As pesquisas eleitorais permitem vislumbrar os principais campos de batalha: eleitores mais pobres, com menor grau de instrução. Embora Bolsonaro tenha voto consolidado nos eleitorados de nível superior e médio, o crescimento de Haddad tem se dado em ritmo maior que o dele, em especial no nível fundamental, de acordo com os últimos dados segmentados publicados por Ibope, Datafolha e FSB/BTG Pactual (três institutos que fazem segmentação).
Pela rodada anterior do Datafolha, depois de ganhar 10,5 milhões de votos entre eleitores de nível médio desde o final de agosto, o crescimento de Bolsonaro havia parado nessse segmento. Ganhou mais 1,2 milhão na nova rodada. Entre os mais instruídos, conquistara 1,5 milhão e, só nos últimos dias, voltou a ganhar 1,3 milhão. No nível fundamental, ganhou 5,4 milhões ao todo.

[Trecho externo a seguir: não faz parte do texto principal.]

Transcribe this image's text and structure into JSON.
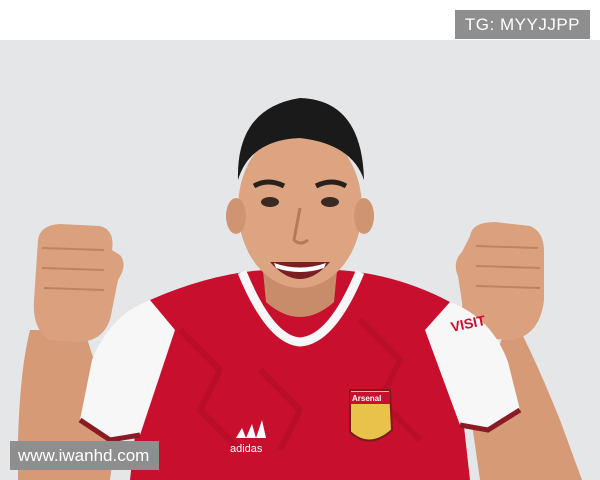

Haddad, por seu turno, obteve 10,9 milhões de votos no nível fundamental, 9,4 milhões no médio e 2,3 milhões no superior. Ao todo, incluindo a rodada de hoje, cresceu quase 23 milhões de votos, mais que os 20 milhões atraídos por Bolsonaro.
A análise da intenção de voto por renda conta uma história parecida. No Ibope, Bolsonaro bate Haddad com folga entre aqueles que ganham mais de 5 salários mínimos (41% a 13%), sua vantagem se estreita nos grupos de 2 a 5 salários (34% a 16%) e de 1 a 2 salários (26% a 17%), para transformar-se em desvantagem entre aqueles que ganham menos de um salátio mínimo (12% a 27%). Este último estrato tem a maior proporção de votos indefinidos (24%, ante 13% para o grupo mais rico).

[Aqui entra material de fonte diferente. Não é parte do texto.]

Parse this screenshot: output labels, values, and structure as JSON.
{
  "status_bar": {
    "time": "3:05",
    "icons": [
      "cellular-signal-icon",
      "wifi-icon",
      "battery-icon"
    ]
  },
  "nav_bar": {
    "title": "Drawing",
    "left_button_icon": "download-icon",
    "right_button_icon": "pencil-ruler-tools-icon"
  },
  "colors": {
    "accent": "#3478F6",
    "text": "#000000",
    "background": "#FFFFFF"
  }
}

A disparidade fica ainda mais flagrante quando se analisam as intenções de voto para o segundo turno. Na média das pesquisas Ibope, Datafolha e FSB, Bolsonaro bateria Haddad por uma vantagem de 3,6 pontos (ou 51,8% a 48,2% dos votos válidos). Entre eleitores de ensino médio, sua vantagem pula para 5,6 pontos. No superior, para 22,6.
Entre quem tem até 4ª série primária, ao contrário, é a vantagem de Haddad que vai a 18,3 pontos (na média entre Ibope e FSB – no Datafolha, cujos critérios são distintos, Haddad leva 8 pontos de vantagem entre os que têm grau de instrução fundamental). O contraste por faixas de renda é ainda maior, como revela a tabela abaixo:
De acordo com os números do Tribunal Superior Eleitoral (TS), há 67,9 milhões de eleitores no nível fundamental de instrução, 58,5 milhões no médio e 20,9 milhões no superior. Está no primeiro grupo a maior quantidade de votos volúveis e indefinidos.

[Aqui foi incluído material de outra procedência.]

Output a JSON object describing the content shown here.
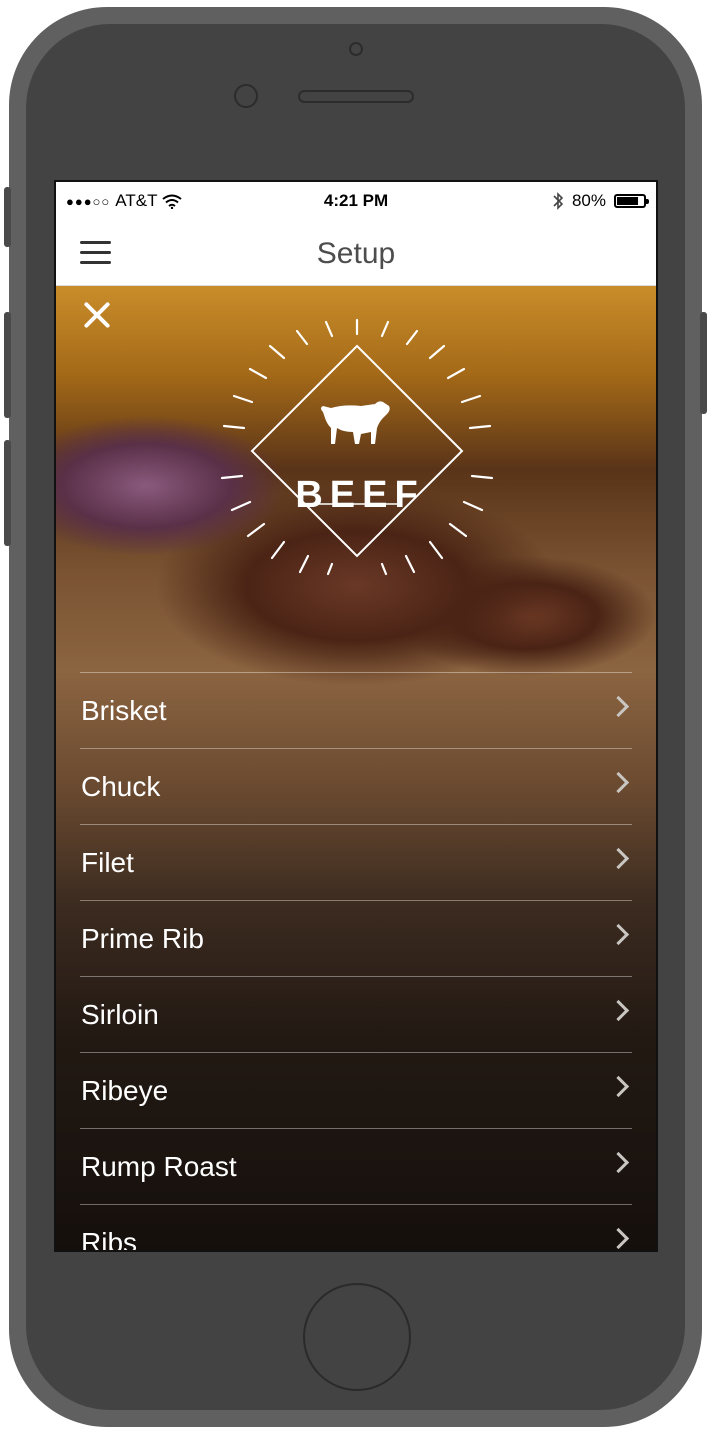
{
  "status_bar": {
    "carrier": "AT&T",
    "signal_dots": "●●●○○",
    "time": "4:21 PM",
    "battery": "80%",
    "battery_fill": 0.8
  },
  "nav": {
    "title": "Setup"
  },
  "hero": {
    "logo_text": "BEEF"
  },
  "icons": {
    "menu": "hamburger-menu-icon",
    "close": "close-icon",
    "chevron": "chevron-right-icon",
    "wifi": "wifi-icon",
    "bluetooth": "bluetooth-icon",
    "cow": "cow-icon"
  },
  "cuts": [
    {
      "label": "Brisket"
    },
    {
      "label": "Chuck"
    },
    {
      "label": "Filet"
    },
    {
      "label": "Prime Rib"
    },
    {
      "label": "Sirloin"
    },
    {
      "label": "Ribeye"
    },
    {
      "label": "Rump Roast"
    },
    {
      "label": "Ribs"
    }
  ]
}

Pelos últimos dados disponíveis do IBGE, 25,2% da população economicamente ativa com mais de 16 anos (103,6 milhões de brasileiros) ganha até 1 salário mínimo; 32,9%, entre 1 e 2; 19,9%, entre 2 e 5, e apenas 9,2%, mais de 5. Novamente, está nos dois primeiros grupos o grosso de eleitores volúveis e indefinidos.
A disputa no segundo turno será um confronto pela mente do mais pobre e menos instruído, cujo voto tem menos ideologia que interesse imediato. O lulismo o conquistou nas últimas eleições não em virtude de seu embate imaginário com a direita, mas graças a políticas sociais concretas, como Bolsa Família, ProUni ou Minha Casa, Minha Vida.
Desiludidos com Lula e o PT, muitos buscam alternativa. O discurso de Bolsonaro contra a corrupção, em favor do porte de armas e da linha-dura na segurança, teve eficácia para a conquista dos estratos médio e superior da sociedade. No inferior, a briga se dá noutros termos.
Não adianta atacar o espectro lulista nem o PT. Lula é venerado entre os pobres. Para ter mais chance que a de vencer no cara-ou-coroa, Bolsonaro precisará, paradoxalmente, convencê-los de que Haddad não é Lula, nem um mágico com o condão de tornar o Brasil feliz de novo.
P.S.1 (8h50): Probabilidades atualizadas às 8h50, para incluir os resultados do Datafolha de hoje.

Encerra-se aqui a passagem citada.